Static Precondition Inference

• Approach: Analyze code to find conditions that prevent errors.

def process_user(user):
    # Code checks user.age
    if user.age < 18:
        return "Minor"
    else:
        return "Adult"

# Inferred precondition: user != null AND user.age is defined
# (Otherwise AttributeError)

• Techniques:
• Null Pointer Analysis: Identify where null checks are needed.
• Bounds Analysis: Determine valid ranges for array indices and numeric values.
• Exception Analysis: Trace back from exception throws to find preventing conditions.

Dynamic Precondition Inference

• Approach: Run function with many inputs, observe successes and failures.

# Function:
def sqrt(x):
    return x ** 0.5

# Test inputs:
sqrt(4) → 2.0 (success)
sqrt(0) → 0.0 (success)
sqrt(-1) → complex number or error (failure)

# Inferred precondition: x >= 0

• Daikon-Style: Collect traces of successful executions, find properties that always hold for inputs.

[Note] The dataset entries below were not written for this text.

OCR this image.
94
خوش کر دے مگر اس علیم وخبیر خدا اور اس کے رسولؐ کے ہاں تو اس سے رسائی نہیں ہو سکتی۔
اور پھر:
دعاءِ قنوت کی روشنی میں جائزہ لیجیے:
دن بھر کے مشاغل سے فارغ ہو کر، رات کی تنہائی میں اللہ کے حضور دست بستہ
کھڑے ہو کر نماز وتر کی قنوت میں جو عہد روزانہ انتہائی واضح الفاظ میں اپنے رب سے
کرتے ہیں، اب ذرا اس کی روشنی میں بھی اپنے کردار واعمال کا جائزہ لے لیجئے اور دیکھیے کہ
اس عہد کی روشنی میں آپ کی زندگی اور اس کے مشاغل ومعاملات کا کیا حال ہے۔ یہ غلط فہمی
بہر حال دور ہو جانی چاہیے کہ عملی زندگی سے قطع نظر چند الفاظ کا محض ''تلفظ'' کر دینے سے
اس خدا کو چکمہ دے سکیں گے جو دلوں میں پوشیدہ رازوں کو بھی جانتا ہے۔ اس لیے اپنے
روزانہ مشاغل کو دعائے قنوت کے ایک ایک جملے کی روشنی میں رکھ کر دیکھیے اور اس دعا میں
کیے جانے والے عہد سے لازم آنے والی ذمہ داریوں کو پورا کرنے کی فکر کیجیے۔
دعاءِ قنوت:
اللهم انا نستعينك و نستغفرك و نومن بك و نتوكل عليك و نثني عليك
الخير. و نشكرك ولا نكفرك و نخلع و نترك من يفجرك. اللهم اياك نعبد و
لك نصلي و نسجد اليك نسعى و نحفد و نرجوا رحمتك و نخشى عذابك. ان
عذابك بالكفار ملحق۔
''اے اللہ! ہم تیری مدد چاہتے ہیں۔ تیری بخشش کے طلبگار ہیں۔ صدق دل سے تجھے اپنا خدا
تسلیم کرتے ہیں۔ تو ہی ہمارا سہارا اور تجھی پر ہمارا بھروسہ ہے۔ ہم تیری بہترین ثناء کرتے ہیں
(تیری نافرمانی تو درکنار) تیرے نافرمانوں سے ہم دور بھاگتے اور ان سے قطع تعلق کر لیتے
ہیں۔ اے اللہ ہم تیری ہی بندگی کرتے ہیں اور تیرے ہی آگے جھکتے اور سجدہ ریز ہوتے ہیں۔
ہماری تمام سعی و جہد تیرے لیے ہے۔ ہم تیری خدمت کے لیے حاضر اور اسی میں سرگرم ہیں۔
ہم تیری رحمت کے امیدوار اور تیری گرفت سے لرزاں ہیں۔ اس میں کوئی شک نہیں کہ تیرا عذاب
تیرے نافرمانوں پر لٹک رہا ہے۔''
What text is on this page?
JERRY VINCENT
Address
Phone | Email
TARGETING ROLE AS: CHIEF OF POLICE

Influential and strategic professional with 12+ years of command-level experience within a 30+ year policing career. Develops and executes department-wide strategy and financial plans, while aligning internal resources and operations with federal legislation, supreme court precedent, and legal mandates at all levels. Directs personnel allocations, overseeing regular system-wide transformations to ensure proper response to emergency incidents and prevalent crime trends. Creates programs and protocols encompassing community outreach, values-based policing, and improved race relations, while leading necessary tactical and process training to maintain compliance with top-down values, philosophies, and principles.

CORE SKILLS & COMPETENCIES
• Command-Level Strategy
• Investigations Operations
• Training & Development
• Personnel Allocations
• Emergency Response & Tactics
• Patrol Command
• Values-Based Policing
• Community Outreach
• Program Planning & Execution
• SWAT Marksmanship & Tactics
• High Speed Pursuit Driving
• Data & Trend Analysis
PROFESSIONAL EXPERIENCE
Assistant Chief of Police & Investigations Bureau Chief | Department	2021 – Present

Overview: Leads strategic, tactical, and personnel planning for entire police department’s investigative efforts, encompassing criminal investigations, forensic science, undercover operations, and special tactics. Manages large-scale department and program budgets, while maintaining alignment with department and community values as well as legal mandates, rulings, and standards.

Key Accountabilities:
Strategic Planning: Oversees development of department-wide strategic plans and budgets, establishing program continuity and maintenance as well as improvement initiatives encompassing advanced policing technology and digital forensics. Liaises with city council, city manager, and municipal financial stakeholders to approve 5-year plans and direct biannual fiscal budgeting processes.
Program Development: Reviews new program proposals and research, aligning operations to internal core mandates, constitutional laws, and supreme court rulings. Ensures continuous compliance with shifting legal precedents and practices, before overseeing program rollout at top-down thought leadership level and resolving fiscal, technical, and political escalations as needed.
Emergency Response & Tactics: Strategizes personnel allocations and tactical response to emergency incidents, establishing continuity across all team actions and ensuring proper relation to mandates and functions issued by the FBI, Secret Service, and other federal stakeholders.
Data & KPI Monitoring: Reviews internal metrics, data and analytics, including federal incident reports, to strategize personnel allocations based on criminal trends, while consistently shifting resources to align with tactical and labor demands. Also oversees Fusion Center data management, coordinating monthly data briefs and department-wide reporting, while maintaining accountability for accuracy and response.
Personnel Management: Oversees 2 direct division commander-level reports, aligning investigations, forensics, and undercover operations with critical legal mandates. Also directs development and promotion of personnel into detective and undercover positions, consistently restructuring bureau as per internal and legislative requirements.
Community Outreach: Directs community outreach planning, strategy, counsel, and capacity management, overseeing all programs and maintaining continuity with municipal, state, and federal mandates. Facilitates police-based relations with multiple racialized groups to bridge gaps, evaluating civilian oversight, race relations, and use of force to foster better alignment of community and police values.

Symbolic Execution for Preconditions

• Approach: Symbolically execute function, collect path conditions.

def abs_value(x):
    if x < 0:
        return -x
    else:
        return x

# Symbolic execution:
# Path 1: x < 0 → return -x (requires x < 0)
# Path 2: x >= 0 → return x (requires x >= 0)
# Combined precondition: true (no restriction, works for all x)

def safe_divide(a, b):
    if b == 0:
        raise ValueError()
    return a / b

# Symbolic execution:
# Path 1: b == 0 → exception
# Path 2: b != 0 → return a/b (success)
# Precondition for success: b != 0

LLM-Based Precondition Inference

• Code Analysis: LLMs analyze function code to identify implicit preconditions.
• Natural Language: LLMs express preconditions in human-readable form.
• Documentation Mining: LLMs extract preconditions from comments and documentation.

Example: LLM Inferring Preconditions

def binary_search(arr, target):
    left, right = 0, len(arr) - 1
    while left <= right:
        mid = (left + right) // 2
        if arr[mid] == target:
            return mid
        elif arr[mid] < target:
            left = mid + 1
        else:
            right = mid - 1
    return -1

# LLM-inferred preconditions:
"""
Preconditions:
  - arr is not null/None
  - arr is sorted in ascending order
  - target is comparable with elements of arr
  
Without these preconditions:
  - If arr is None: AttributeError
  - If arr is unsorted: incorrect result (not an error, but wrong answer)
  - If target is incomparable: TypeError
"""

Applications

• API Documentation: Automatically document function requirements.
• Defensive Programming: Insert precondition checks at function entry.

``python def withdraw(account, amount): assert amount > 0, "Amount must be positive" assert account.balance >= amount, "Insufficient funds" # ... rest of function ``

• Contract-Based Programming: Generate contracts for design-by-contract systems.
• Test Input Generation: Generate test inputs that satisfy preconditions.
• Static Analysis: Use preconditions to improve precision of static analyzers.

Challenges

• Completeness: May not discover all preconditions, especially complex ones.
• Precision: May infer preconditions that are too strong (overly restrictive) or too weak (insufficient).
• Implicit Preconditions: Some preconditions are implicit in the domain — hard to infer from code alone.
• Validation: Determining whether inferred preconditions are correct requires human judgment.

Evaluation

• Soundness: Are inferred preconditions actually required?
• Completeness: Are all necessary preconditions discovered?
• Usefulness: Do inferred preconditions help developers?

Precondition inference is a valuable program analysis technique — it automatically discovers function requirements, improving documentation, enabling verification, and helping developers use APIs correctly.